Electrochemically influenced cation inter-diffusion and Co3O4 formation on La0.6Sr0.4CoO3 infiltrated into SOFC cathodes

•Phase breakdown of LSC infiltrated into LSCF/SDC cathodes is examined by TEM for the first time.•Electrochemical operation encourages cation diffusion between LSC and LSCF backbone•LSC decomposition modes are influenced by electrochemical operation of the SOFC•Co3O4 formed principally on electrochemically operated LSC infiltrate•Thermal exposure without electrochemical operation promotes coarsening of infiltrated LSC particles

Nanosized LSC electrocatalyst was infiltrated into a porous scaffold cathode composed of Sm2O3-doped CeO2 (SDC) and La0.6Sr0.4Co0.2Fe0.8O3 -δ (LSCF) in a commercial button solid oxide fuel cell (SOFC). To understand the stability of cathodes infiltrated with LSC, the infiltrated composite cells were subjected to both electrochemical operating and thermal aging states at 750 °C for 1500 h.

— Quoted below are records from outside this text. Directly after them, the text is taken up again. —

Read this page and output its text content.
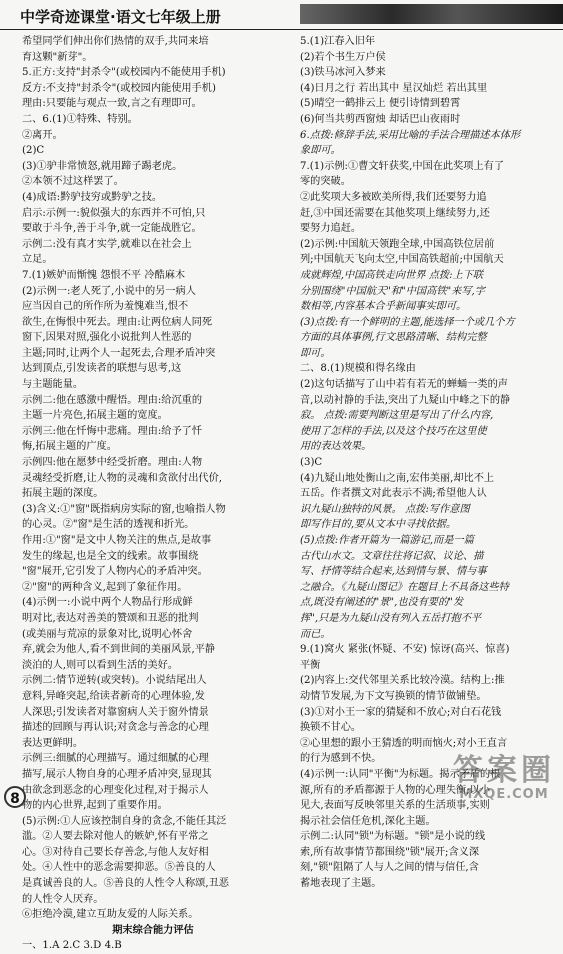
中学奇迹课堂·语文七年级上册
希望同学们伸出你们热情的双手,共同来培
育这颗"新芽"。
5.正方:支持"封杀令"(或校园内不能使用手机)
反方:不支持"封杀令"(或校园内能使用手机)
理由:只要能与观点一致,言之有理即可。
二、6.(1)①特殊、特别。
②离开。
(2)C
(3)①驴非常愤怒,就用蹄子踢老虎。
②本领不过这样罢了。
(4)成语:黔驴技穷或黔驴之技。
启示:示例一:貌似强大的东西并不可怕,只
要敢于斗争,善于斗争,就一定能战胜它。
示例二:没有真才实学,就难以在社会上
立足。
7.(1)嫉妒而惭愧 怨恨不平 冷酷麻木
(2)示例一:老人死了,小说中的另一病人
应当因自己的所作所为羞愧难当,恨不
欲生,在悔恨中死去。理由:让两位病人同死
窗下,因果对照,强化小说批判人性恶的
主题;同时,让两个人一起死去,合理矛盾冲突
达到顶点,引发读者的联想与思考,这
与主题能量。
示例二:他在感激中醒悟。理由:给沉重的
主题一片亮色,拓展主题的宽度。
示例三:他在忏悔中悲痛。理由:给予了忏
悔,拓展主题的广度。
示例四:他在愿梦中经受折磨。理由:人物
灵魂经受折磨,让人物的灵魂和贪欲付出代价,
拓展主题的深度。
(3)含义:①"窗"既指病房实际的窗,也喻指人物
的心灵。②"窗"是生活的透视和折光。
作用:①"窗"是文中人物关注的焦点,是故事
发生的缘起,也是全文的线索。故事围绕
"窗"展开,它引发了人物内心的矛盾冲突。
②"窗"的两种含义,起到了象征作用。
(4)示例一:小说中两个人物品行形成鲜
明对比,表达对善美的赞颂和丑恶的批判
(或美丽与荒凉的景象对比,说明心怀舍
弃,就会为他人,看不到世间的美丽风景,平静
淡泊的人,则可以看到生活的美好。
示例二:情节逆转(或突转)。小说结尾出人
意料,异峰突起,给读者新奇的心理体验,发
人深思;引发读者对靠窗病人关于窗外情景
描述的回顾与再认识;对贪念与善念的心理
表达更鲜明。
示例三:细腻的心理描写。通过细腻的心理
描写,展示人物自身的心理矛盾冲突,显现其
由欲念到恶念的心理变化过程,对于揭示人
物的内心世界,起到了重要作用。
(5)示例:①人应该控制自身的贪念,不能任其泛
滥。②人要去除对他人的嫉妒,怀有平常之
心。③对待自己要长存善念,与他人友好相
处。④人性中的恶念需要抑恶。⑤善良的人
是真诚善良的人。⑤善良的人性令人称颂,丑恶
的人性令人厌弃。
⑥拒绝冷漠,建立互助友爱的人际关系。
期末综合能力评估
一、1.A 2.C 3.D 4.B
5.(1)江春入旧年
(2)若个书生万户侯
(3)铁马冰河入梦来
(4)日月之行 若出其中 星汉灿烂 若出其里
(5)晴空一鹤排云上 便引诗情到碧霄
(6)何当共剪西窗烛 却话巴山夜雨时
6.点拨:修辞手法,采用比喻的手法合理描述本体形
象即可。
7.(1)示例:①曹文轩获奖,中国在此奖项上有了
零的突破。
②此奖项大多被欧美所得,我们还要努力追
赶,③中国还需要在其他奖项上继续努力,还
要努力追赶。
(2)示例:中国航天领跑全球,中国高铁位居前
列;中国航天飞向太空,中国高铁超前;中国航天
成就辉煌,中国高铁走向世界 点拨:上下联
分别围绕"中国航天"和"中国高铁"来写,字
数相等,内容基本合乎新闻事实即可。
(3)点拨:有一个鲜明的主题,能选择一个或几个方
方面的具体事例,行文思路清晰、结构完整
即可。
二、8.(1)规模和得名缘由
(2)这句话描写了山中若有若无的蝉蛹一类的声
音,以动衬静的手法,突出了九疑山中峰之下的静
寂。 点拨:需要判断这里是写出了什么内容,
使用了怎样的手法,以及这个技巧在这里使
用的表达效果。
(3)C
(4)九疑山地处衡山之南,宏伟美丽,却比不上
五岳。作者撰文对此表示不满;希望他人认
识九疑山独特的风景。 点拨:写作意图
即写作目的,要从文本中寻找依据。
(5)点拨:作者开篇为一篇游记,而是一篇
古代山水文。文章往往将记叙、议论、描
写、抒情等结合起来,达到情与景、情与事
之融合。《九疑山图记》在题目上不具备这些特
点,既没有阐述的"景",也没有要的"发
挥",只是为九疑山没有列入五岳打抱不平
而已。
9.(1)窝火 紧张(怀疑、不安) 惊讶(高兴、惊喜)
平衡
(2)内容上:交代邻里关系比较冷漠。结构上:推
动情节发展,为下文写换锁的情节做铺垫。
(3)①对小王一家的猜疑和不放心;对白石花钱
换锁不甘心。
②心里想的跟小王猜透的明而恼火;对小王直言
的行为感到不快。
(4)示例一:认同"平衡"为标题。揭示矛盾的根
源,所有的矛盾都源于人物的心理失衡;以小
见大,表面写反映邻里关系的生活琐事,实则
揭示社会信任危机,深化主题。
示例二:认同"锁"为标题。"锁"是小说的线
索,所有故事情节都围绕"锁"展开;含义深
刻,"锁"阻隔了人与人之间的情与信任,含
蓄地表现了主题。
8
答案圈
MXQE.COM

Nanostructure and local chemistry evolution of La0.6Sr0.4CoO3 (LSC) infiltrated cathodes upon operation and aging were investigated by transmission electron microscopy. After operation, the LSC remained a cubic perovskite, and the crystal grains exhibit comparable size to as-infiltrated LSC grains. Inter-diffusion of Fe from the LSCF to a Fe-incorporated LSC layer developed on the LSCF backbone. However, only sharp interfaces were observed between LSC and SDC backbone in the as-infiltrated cathode and such interfaces remain after operation. The infiltrated LSC on the SDC backbone also retains granular particle morphology. Furthermore, newly grown Co3O4 nanocrystals were found in the operated cathode. After thermal aging, on the other hand, cation inter-diffusion across the interfaces of the infiltrate particles and the cathode backbones is less than that from the operated cells. The following hypothesis is proposed: Co3O4 forms on LSC arising from local charge balancing between cobalt and oxygen vacancies.